We start with the main method. Use the constant velocity model \(s=ut\), together with any vector or component information given.
The direction vector is
\(\begin{pmatrix}-20\\21\end{pmatrix}.\)
Its magnitude is
\(\sqrt{(-20)^2+21^2}=\sqrt{400+441}=29.\)
The speed is \(14.5\), so the velocity vector is
\(\frac{14.5}{29}\begin{pmatrix}-20\\21\end{pmatrix} =\frac12\begin{pmatrix}-20\\21\end{pmatrix} =\begin{pmatrix}-10\\10.5\end{pmatrix}.\)

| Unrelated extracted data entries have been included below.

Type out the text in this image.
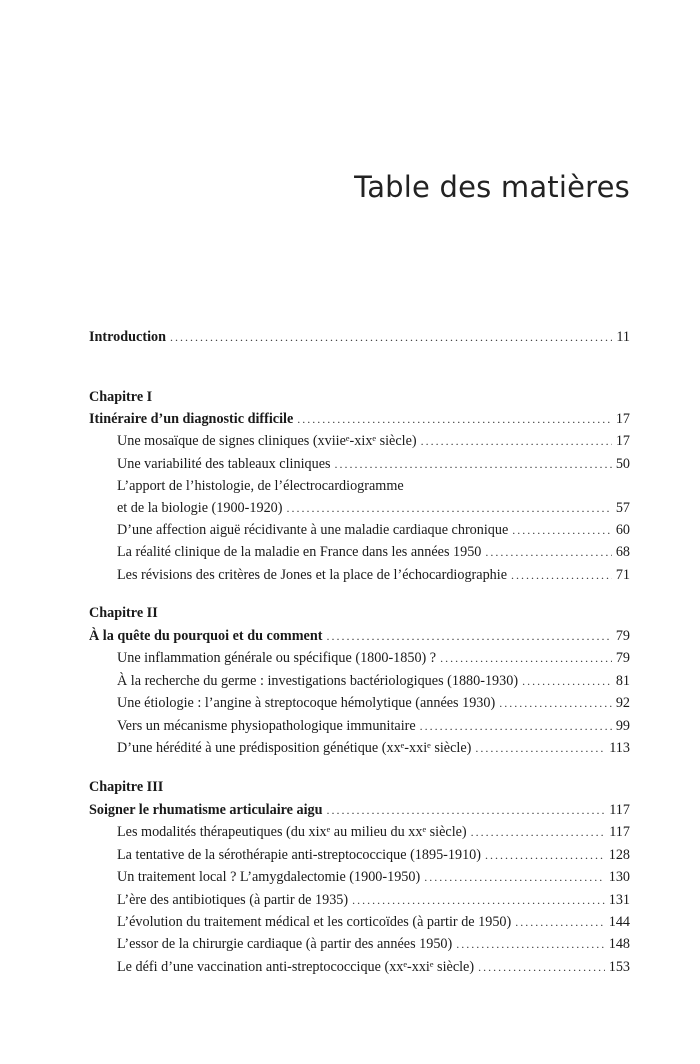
Table des matières
Introduction . . .	11
Chapitre I
Itinéraire d’un diagnostic difficile . . .	17
Une mosaïque de signes cliniques (xviieᵉ-xixᵉ siècle) . . .	17
Une variabilité des tableaux cliniques . . .	50
L’apport de l’histologie, de l’électrocardiogramme
et de la biologie (1900-1920) . . .	57
D’une affection aiguë récidivante à une maladie cardiaque chronique . . .	60
La réalité clinique de la maladie en France dans les années 1950 . . .	68
Les révisions des critères de Jones et la place de l’échocardiographie . . .	71
Chapitre II
À la quête du pourquoi et du comment . . .	79
Une inflammation générale ou spécifique (1800-1850) ? . . .	79
À la recherche du germe : investigations bactériologiques (1880-1930) . . .	81
Une étiologie : l’angine à streptocoque hémolytique (années 1930) . . .	92
Vers un mécanisme physiopathologique immunitaire . . .	99
D’une hérédité à une prédisposition génétique (xxᵉ-xxiᵉ siècle) . . .	113
Chapitre III
Soigner le rhumatisme articulaire aigu . . .	117
Les modalités thérapeutiques (du xixᵉ au milieu du xxᵉ siècle) . . .	117
La tentative de la sérothérapie anti-streptococcique (1895-1910) . . .	128
Un traitement local ? L’amygdalectomie (1900-1950) . . .	130
L’ère des antibiotiques (à partir de 1935) . . .	131
L’évolution du traitement médical et les corticoïdes (à partir de 1950) . . .	144
L’essor de la chirurgie cardiaque (à partir des années 1950) . . .	148
Le défi d’une vaccination anti-streptococcique (xxᵉ-xxiᵉ siècle) . . .	153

The initial position vector of \(P\) is \(\begin{pmatrix}3\\5\end{pmatrix}\), so its position vector at time \(t\) is
\(\begin{pmatrix}3\\5\end{pmatrix}+\begin{pmatrix}-10\\10.5\end{pmatrix}t.\)
The position vector of \(Q\) is
\(\begin{pmatrix}-1\\3\end{pmatrix}+\begin{pmatrix}-5\\7.5\end{pmatrix}t.\)
So the vector from \(P\) to \(Q\) is
\(\begin{pmatrix}-1\\3\end{pmatrix}+\begin{pmatrix}-5\\7.5\end{pmatrix}t -\left(\begin{pmatrix}3\\5\end{pmatrix}+\begin{pmatrix}-10\\10.5\end{pmatrix}t\right).\)
This simplifies to
\(\begin{pmatrix}5t-4\\-3t-2\end{pmatrix}.\)
Therefore the distance between \(P\) and \(Q\) is
\(\sqrt{(5t-4)^2+(-3t-2)^2}.\)
Expand:
\((5t-4)^2=25t^2-40t+16\)
and
\((-3t-2)^2=9t^2+12t+4.\)
Hence
\(PQ=\sqrt{34t^2-28t+20}.\)
For a collision, the distance would have to be zero, so
\(34t^2-28t+20=0.\)
The discriminant is
\((-28)^2-4(34)(20)=784-2720=-1936.\)
Since the discriminant is negative, this quadratic has no real roots.
Therefore \(P\) and \(Q\) never collide.
This completes the solution and gives the required result.